Tento de alguma forma não me influenciar. Eu sou muito fiel àquilo que acho que devemos usar – eu e os meus clientes. E por isso tento de alguma forma não acompanhar, não é por ser a ModaLisboa, ou o Portugal Fashion, poderia ser outra. Por exemplo, eu vou à Pitti Uomo duas vezes por ano, em Florença, mas não vou à Milan Fashion Week, porque acho que são partes de moda que não me dizem respeito, eu não sou estilista. Se fosse, se calhar acompanhava e tentava beber de cada um destes criadores, mas eu sou artesão..
Mas respeito imenso os nossos criadores, têm potencial de sobra. Somos tão bons, ou melhores que os outros lá fora, mesmo sendo pequeninos lá fora já estamos a dar cartas em todas as áreas - o calçado é uma delas, por exemplo. É como a senhora que faz os tapetes de arraiolos. Se calhar não lhe faz sentido ir a uma feira, sei lá, de tapetes, porque o que ela faz são tapetes de arraiolos, quem quer comprar isso vai até ela. E eu faço alfaiataria.
Como vê a criação de outros artesãos?
Fascinam-me. Os alfaiates para mim são referências.
Sente que tem olhar clínico, nestes casos?
Não… aliás, clínico mas só no sentido de tirar partido, de beber do seu conhecimento. São pessoas de 60 ou mais anos e que são bons naquilo que fazem. No caso de criadores e estilistas, claro que sim, vejo e admiro. Há peças que eu olho e não compreendo, mas o não compreender não é crítico.
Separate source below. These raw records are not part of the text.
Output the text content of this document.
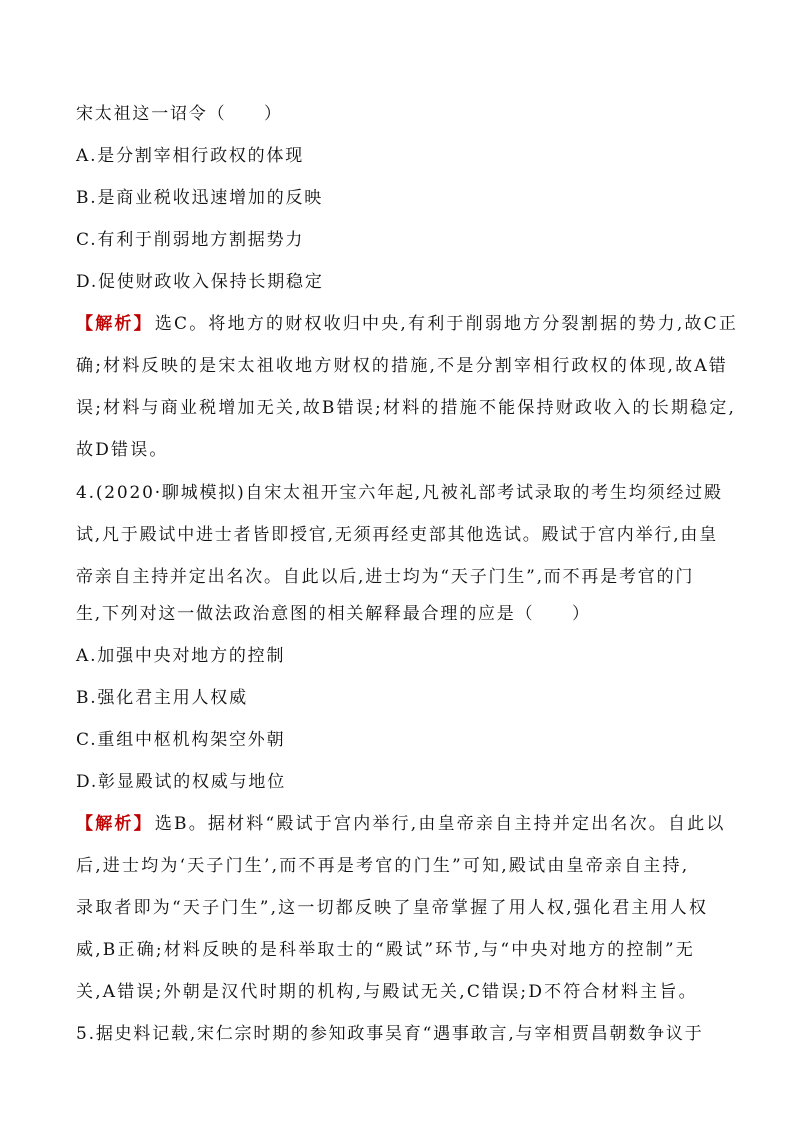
宋太祖这一诏令（　　）
A.是分割宰相行政权的体现
B.是商业税收迅速增加的反映
C.有利于削弱地方割据势力
D.促使财政收入保持长期稳定
【解析】 选C。将地方的财权收归中央,有利于削弱地方分裂割据的势力,故C正
确;材料反映的是宋太祖收地方财权的措施,不是分割宰相行政权的体现,故A错
误;材料与商业税增加无关,故B错误;材料的措施不能保持财政收入的长期稳定,
故D错误。
4.(2020·聊城模拟)自宋太祖开宝六年起,凡被礼部考试录取的考生均须经过殿
试,凡于殿试中进士者皆即授官,无须再经吏部其他选试。殿试于宫内举行,由皇
帝亲自主持并定出名次。自此以后,进士均为“天子门生”,而不再是考官的门
生,下列对这一做法政治意图的相关解释最合理的应是（　　）
A.加强中央对地方的控制
B.强化君主用人权威
C.重组中枢机构架空外朝
D.彰显殿试的权威与地位
【解析】 选B。据材料“殿试于宫内举行,由皇帝亲自主持并定出名次。自此以
后,进士均为‘天子门生’,而不再是考官的门生”可知,殿试由皇帝亲自主持,
录取者即为“天子门生”,这一切都反映了皇帝掌握了用人权,强化君主用人权
威,B正确;材料反映的是科举取士的“殿试”环节,与“中央对地方的控制”无
关,A错误;外朝是汉代时期的机构,与殿试无关,C错误;D不符合材料主旨。
5.据史料记载,宋仁宗时期的参知政事吴育“遇事敢言,与宰相贾昌朝数争议于
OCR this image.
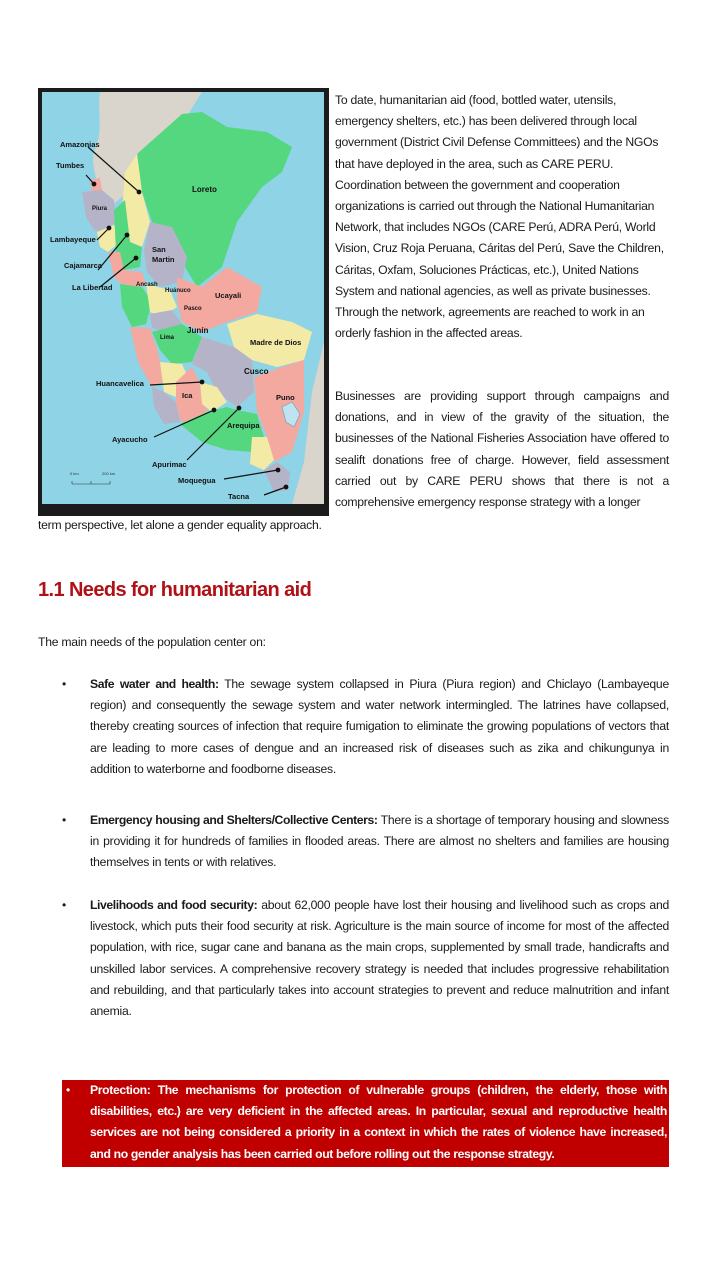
Amazonias
Tumbes
Loreto
Piura
Lambayeque
San
Martin
Cajamarca
La Libertad	Ancash
Huánuco	Ucayali
Pasco
Lima
Junín
Madre de Dios
Huancavelica
Cusco
Ica	Puno
Ayacucho
Arequipa
Apurimac
Moquegua
Tacna
0 km	200 km
To date, humanitarian aid (food, bottled water, utensils, emergency shelters, etc.) has been delivered through local government (District Civil Defense Committees) and the NGOs that have deployed in the area, such as CARE PERU. Coordination between the government and cooperation organizations is carried out through the National Humanitarian Network, that includes NGOs (CARE Perú, ADRA Perú, World Vision, Cruz Roja Peruana, Cáritas del Perú, Save the Children, Cáritas, Oxfam, Soluciones Prácticas, etc.), United Nations System and national agencies, as well as private businesses. Through the network, agreements are reached to work in an orderly fashion in the affected areas.
Businesses are providing support through campaigns and donations, and in view of the gravity of the situation, the businesses of the National Fisheries Association have offered to sealift donations free of charge. However, field assessment carried out by CARE PERU shows that there is not a comprehensive emergency response strategy with a longer
term perspective, let alone a gender equality approach.
1.1 Needs for humanitarian aid
The main needs of the population center on:
•	Safe water and health: The sewage system collapsed in Piura (Piura region) and Chiclayo (Lambayeque region) and consequently the sewage system and water network intermingled. The latrines have collapsed, thereby creating sources of infection that require fumigation to eliminate the growing populations of vectors that are leading to more cases of dengue and an increased risk of diseases such as zika and chikungunya in addition to waterborne and foodborne diseases.
•	Emergency housing and Shelters/Collective Centers: There is a shortage of temporary housing and slowness in providing it for hundreds of families in flooded areas. There are almost no shelters and families are housing themselves in tents or with relatives.
•	Livelihoods and food security: about 62,000 people have lost their housing and livelihood such as crops and livestock, which puts their food security at risk. Agriculture is the main source of income for most of the affected population, with rice, sugar cane and banana as the main crops, supplemented by small trade, handicrafts and unskilled labor services. A comprehensive recovery strategy is needed that includes progressive rehabilitation and rebuilding, and that particularly takes into account strategies to prevent and reduce malnutrition and infant anemia.
• Protection: The mechanisms for protection of vulnerable groups (children, the elderly, those with disabilities, etc.) are very deficient in the affected areas. In particular, sexual and reproductive health services are not being considered a priority in a context in which the rates of violence have increased, and no gender analysis has been carried out before rolling out the response strategy.
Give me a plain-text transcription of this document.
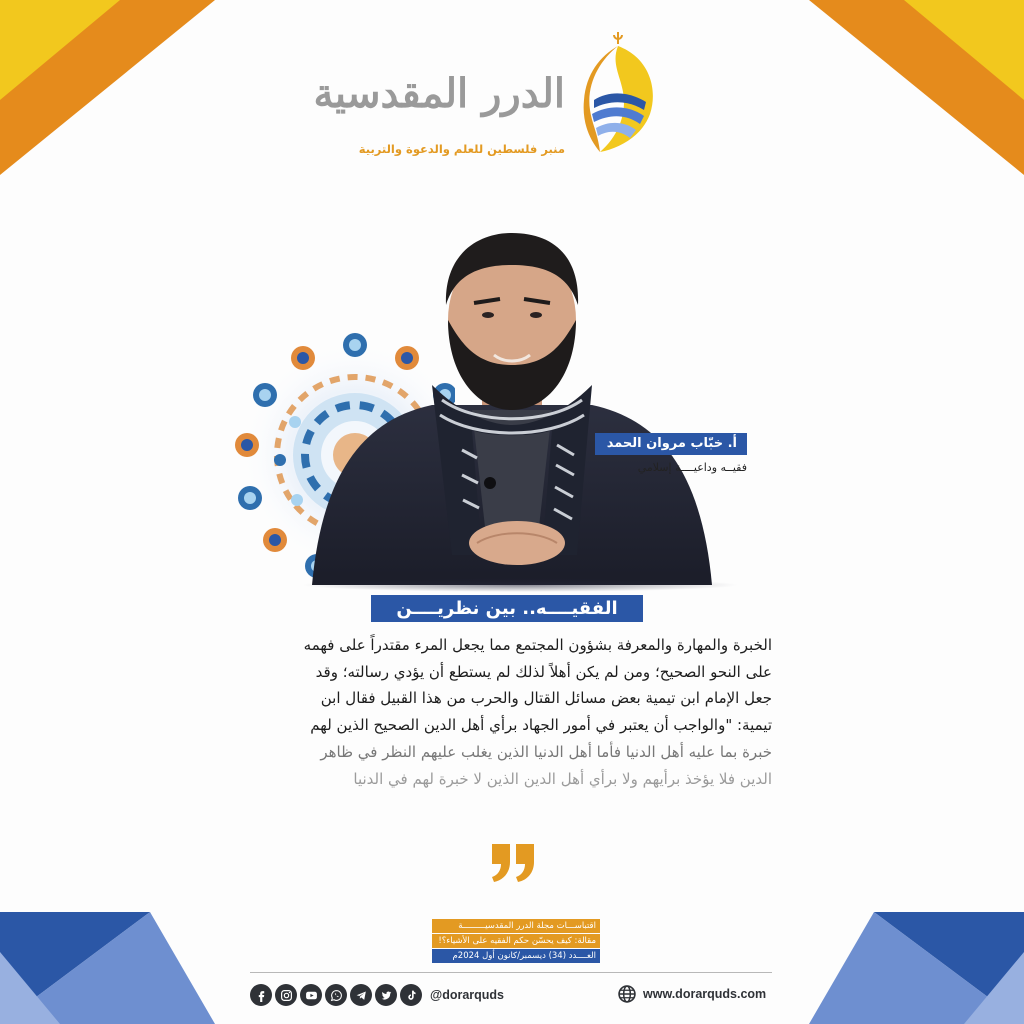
الدرر المقدسية
منبر فلسطين للعلم والدعوة والتربية
أ. خبّاب مروان الحمد
فقيــه وداعيــــة إسلامي
الفقيــــه.. بين نظريــــن
الخبرة والمهارة والمعرفة بشؤون المجتمع مما يجعل المرء مقتدراً على فهمه
على النحو الصحيح؛ ومن لم يكن أهلاً لذلك لم يستطع أن يؤدي رسالته؛ وقد
جعل الإمام ابن تيمية بعض مسائل القتال والحرب من هذا القبيل فقال ابن
تيمية: "والواجب أن يعتبر في أمور الجهاد برأي أهل الدين الصحيح الذين لهم
خبرة بما عليه أهل الدنيا فأما أهل الدنيا الذين يغلب عليهم النظر في ظاهر
الدين فلا يؤخذ برأيهم ولا برأي أهل الدين الذين لا خبرة لهم في الدنيا
اقتباســـات مجلة الدرر المقدسيـــــــــة
مقالة: كيف يحسّن حكم الفقيه على الأشياء؟!
العــــدد (34) ديسمبر/كانون أول 2024م
@dorarquds	www.dorarquds.com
Admiro bastante o trabalho deles [dos estilistas], porque acho que é preciso grande capacidade para poder criar, fazer coisas novas de estação para estação – isso é notável. Eu infelizmente não tenho essa capacidade, talvez, mas prefiro ser artesão. Prefiro ser o que executa.
É importante, se a vida te sorriu, tentar não virar as coisas e continuar o mesmo, mas batalhar sempre mais e maisComo é um dia na vida de Paulo Battista?
É muito cedo. É tentar estar no atelier às 7h00 da manhã. Tento nunca chegar depois disso. E tentar ser o primeiro a ligar as máquinas e o último a desligar. Por vezes, vou um pouco mais cedo para casa, porque tenho uma família, tenho três filhos e já que não os vejo de manhã, porque saio ainda de noite e eles ainda estão a dormir, tento às vezes chegar um pouco mais cedo para estar com eles, se não era complicado. Mas, essencialmente, é um dia de trabalho, que não me custa nada fazer porque faço-o com todo o amor e com todo o empenho, por vezes até me esqueço da hora. Mas faço é questão de vir muito cedo porque acho que é importante, se a vida te sorriu, tentares não virar as coisas e continuar o mesmo, mas batalhar sempre mais e mais.